Dalgaların sesi
Posted: 13 Temmuz 2016 Çarşamba by bülent usta in
0
Karanlık bir odadayız ve tam tepemizde kırık bir ampul var.
Ampulü değiştirmek isteyenlere izin vermiyor çoğunluk. Kırık diyenlere, yanmayacak
diyenlere inat, içerisi aydınlıkmış gibi davranmaya çalışıyorlar, masa,
sandalye, koltuk devire devire… Daha fazla dayanamayıp koridora çıkıyorum,
koridor da karanlık ama en azından sakin. Koridora bakan odaların önünden
geçerken fısıltılar duyuyorum, hukuksuzluklardan, eğitimdeki gerilemeden,
sağlık sisteminin yetersizliğinden, işsizlikten konuşuyorlar kısık sesle. Başka
bir odadan silah sesleri geliyor, belki bir gazeteci, belki bir çocuk… Kapısında
Meclis yazan odadan tekme tokat sesleri, küfürler duyuluyor. Bazı odalardan ise
vur patlasın, çal oynasın sesleri, alçalan ve yükselen dolarla ilgili haberler…

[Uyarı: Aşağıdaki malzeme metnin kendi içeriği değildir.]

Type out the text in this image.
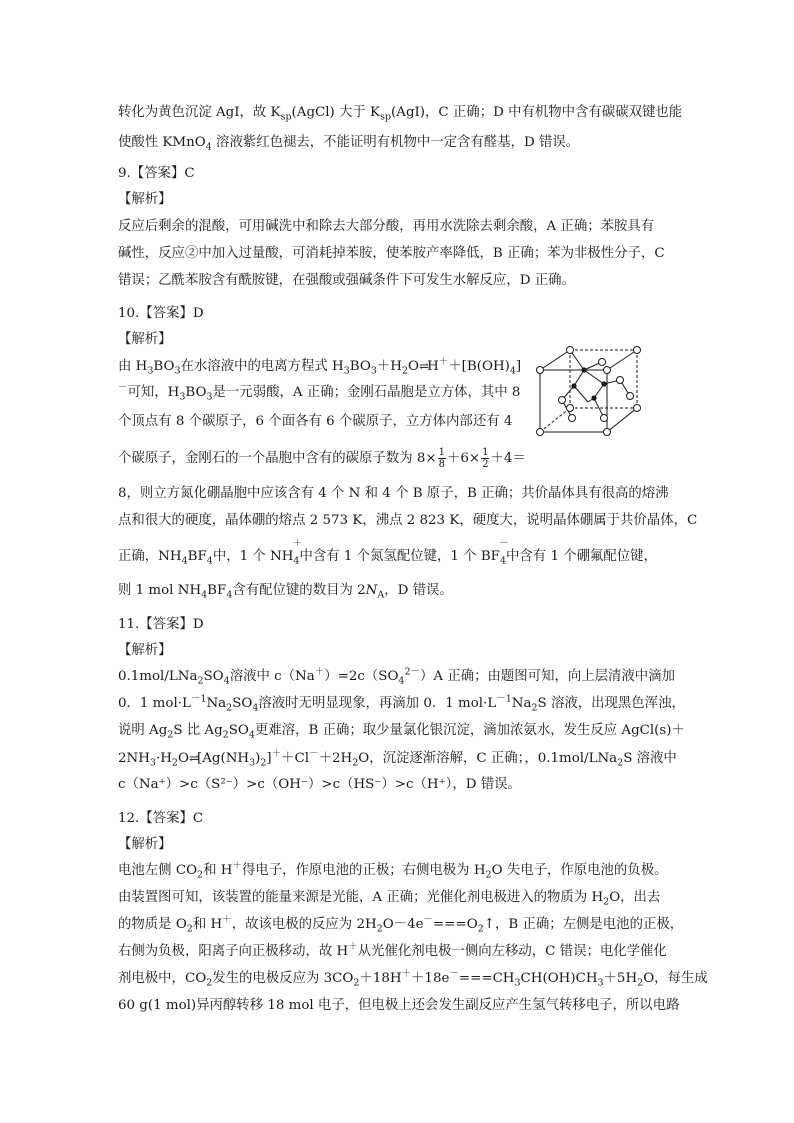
转化为黄色沉淀 AgI，故 $K_{sp}(AgCl)$ 大于 $K_{sp}(AgI)$，C 正确；D 中有机物中含有碳碳双键也能
使酸性 KMnO$_4$ 溶液紫红色褪去，不能证明有机物中一定含有醛基，D 错误。
9.【答案】C
【解析】
反应后剩余的混酸，可用碱洗中和除去大部分酸，再用水洗除去剩余酸，A 正确；苯胺具有
碱性，反应②中加入过量酸，可消耗掉苯胺，使苯胺产率降低，B 正确；苯为非极性分子，C
错误；乙酰苯胺含有酰胺键，在强酸或强碱条件下可发生水解反应，D 正确。
10.【答案】D
【解析】
由 $H_3BO_3$在水溶液中的电离方程式 $H_3BO_3+H_2O\rightleftharpoons H^++[B(OH)_4]$
－可知，$H_3BO_3$是一元弱酸，A 正确；金刚石晶胞是立方体，其中 8
个顶点有 8 个碳原子，6 个面各有 6 个碳原子，立方体内部还有 4
个碳原子，金刚石的一个晶胞中含有的碳原子数为 $8\times \frac{1}{8} +6\times \frac{1}{2} +4=$
8，则立方氮化硼晶胞中应该含有 4 个 N 和 4 个 B 原子，B 正确；共价晶体具有很高的熔沸
点和很大的硬度，晶体硼的熔点 2 573 K，沸点 2 823 K，硬度大，说明晶体硼属于共价晶体，C
正确，$NH_4BF_4$中，1 个 NH
＋
$_4$中含有 1 个氮氢配位键，1 个 BF
－
$_4$中含有 1 个硼氟配位键，
则 1 mol $NH_4BF_4$含有配位键的数目为 $2N_A$，D 错误。
11.【答案】D
【解析】
$0.1mol/LNa_2SO_4$溶液中 $c(Na^+)=2c(SO_4^{2-})A$ 正确；由题图可知，向上层清液中滴加
0．1 $mol\cdot L^{-1}Na_2SO_4$溶液时无明显现象，再滴加 0．1 $mol\cdot L^{-1}Na_2S$ 溶液，出现黑色浑浊，
说明 $Ag_2S$ 比 $Ag_2SO_4$更难溶，B 正确；取少量氯化银沉淀，滴加浓氨水，发生反应 AgCl(s)＋
$2NH_3\cdot H_2O\rightleftharpoons[Ag(NH_3)_2]^++Cl^-+2H_2O$，沉淀逐渐溶解，C 正确；，0.1mol/LNa$_2$S 溶液中
c（Na⁺）>c（S²⁻）>c（OH⁻）>c（HS⁻）>c（H⁺），D 错误。
12.【答案】C
【解析】
电池左侧 $CO_2$和 H＋得电子，作原电池的正极；右侧电极为 $H_2O$ 失电子，作原电池的负极。
由装置图可知，该装置的能量来源是光能，A 正确；光催化剂电极进入的物质为 $H_2O$，出去
的物质是 $O_2$和 H＋，故该电极的反应为 $2H_2O-4e^-===O_2↑$，B 正确；左侧是电池的正极，
右侧为负极，阳离子向正极移动，故 H＋从光催化剂电极一侧向左移动，C 错误；电化学催化
剂电极中，$CO_2$发生的电极反应为 $3CO_2+18H^++18e^-===CH_3CH(OH)CH_3+5H_2O$，每生成
60 g(1 mol)异丙醇转移 18 mol 电子，但电极上还会发生副反应产生氢气转移电子，所以电路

Bir kapının altından önce gaz, sonra da kan sızıyor, içinde ırkçı sözlerin
olduğu bir rap şarkısıyla birlikte.
Koridorun sonunda sessiz bir oda keşfediyorum, edebiyat
yazıyor kapısında. İçeride herkes ayrı masaya oturmuş ve sadece kendi
masalarını aydınlatan bir mumun ışığında, kendine yeten ve hiçbir şeyle
ilişkilenmeyen gerçeklerini aceleyle yazıyorlar. Arada bir, birbirlerine bakıp
duyulmayacak bir sesle, haset dolu sözler ediyorlar ya da birilerini
çekiştiriyorlar.
Pencere kenarına geçip dışarıyı görmeye çalışıyorum, sis
içerisinde görebildiğim tek şey, belli belirsiz bir sabah güneşi ve o güneşin
aydınlattığı, kayalara usulca çarpan dalgalar… Arkama dönüp odadakilere
gördüğüm şeyi söylemek istiyorum ama herkesin üzerine öyle bir bıkkınlık çökmüş
ki, duyabilecekleri şekilde sesimi yükselterek konuşamıyorum, bir fısıltı dökülüyor
dudaklarımdan, o fısıltıyı duyan birkaç kişi de gülümsüyor gördüğüm bir hayali
anlattığımı sanıp, dalga geçer gibi… Gördüğüm sabah güneşinin ve dalgaların
gerçekliğinden bir an kuşkuya düşüyorum. İşte tam o sırada telefon çalıyor,
yanımdaki komodinin üzerinde çevirmeli bir telefon varmış. Kimse dönüp bakmıyor
telefona, herkes çok meşgul, açıyorum telefonu, karşıdan bir ses, adımı
söylüyor, arayan Adalet Ağaoğlu. Ara ara telefon açar dertleşiriz, bu defa
geçen haftaki “Adanmış Yürek” yazımla ilgili aramış: “Yazının adını ‘Kasvet
Hastalığı’ koymalıydın, Halim’le benim yaşadığım ruh hâlini anlatmışsın” diyor.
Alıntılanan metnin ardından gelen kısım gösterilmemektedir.